Originally published September 2016

The Lamson House was built for William F. Lamson. The “F” stood for Fredrick so to his friends, family and the physician who took care of him in his final days, he was Fred Lamson.

Lamson is one of the older family names in Bedford. They owned considerable lands in the township. There is even a street in Bedford named for the family. One of the more famous of the Lamsons was even a judge in the city of Cleveland. But Fred Lamson did not appear to be part of the wealthier branches of his family. His father, Marshall, died when he was 10 and he worked at the Taylor Chair Company as a young man to help support his widowed mother.

His story between age 19 to age 39 is a bit clouded. We know that he married Frances “Frankie” Skeels in 1882. We know that he left the chair making business to become a book publisher. And to be able to afford to build a house like the Lamson House, he must have been a very successful one. But what he published and how he got into the business of book publishing after working in a chair factory is unknown at this time.

We know that they constructed the Lamson House in 1899. And very shortly after that, something wonderful and odd happened. The Lamsons suddenly had two babies come into their life in rapid succession, Nelson in 1900 and Lorna in 1901. The house was built with a nursery on the third floor, which was odd.

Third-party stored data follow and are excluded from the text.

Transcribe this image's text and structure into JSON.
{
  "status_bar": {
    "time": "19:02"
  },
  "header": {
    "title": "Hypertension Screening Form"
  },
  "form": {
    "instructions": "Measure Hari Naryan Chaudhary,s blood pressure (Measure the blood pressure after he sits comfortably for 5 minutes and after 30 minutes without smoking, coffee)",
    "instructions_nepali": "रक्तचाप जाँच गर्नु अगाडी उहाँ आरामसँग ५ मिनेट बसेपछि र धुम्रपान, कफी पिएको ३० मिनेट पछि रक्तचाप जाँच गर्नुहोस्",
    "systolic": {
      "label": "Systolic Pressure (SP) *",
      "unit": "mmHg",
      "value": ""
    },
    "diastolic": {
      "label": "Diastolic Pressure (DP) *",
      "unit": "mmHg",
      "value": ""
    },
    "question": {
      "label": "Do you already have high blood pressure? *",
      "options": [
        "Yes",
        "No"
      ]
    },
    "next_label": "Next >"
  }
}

After 17 barren years and at age 38, why had they expected that Frankie would suddenly get pregnant not once, but twice in two years? While we have not discovered any records one way or the other, as an adoptive parent myself, I can’t help but wonder if Fred Lamson not only built the house of his dreams, but also adopted two bundles of joy to go in it?

Regardless of how that third floor nursery was filled, their happiness was short lived. In early October in 1904, Fred Lamson was rushed to the hospital where he later succumbed to an “intussusception of the bowel”. He left behind a grieving widow with a small child on each hand standing on the porch of a house now too large for all of them.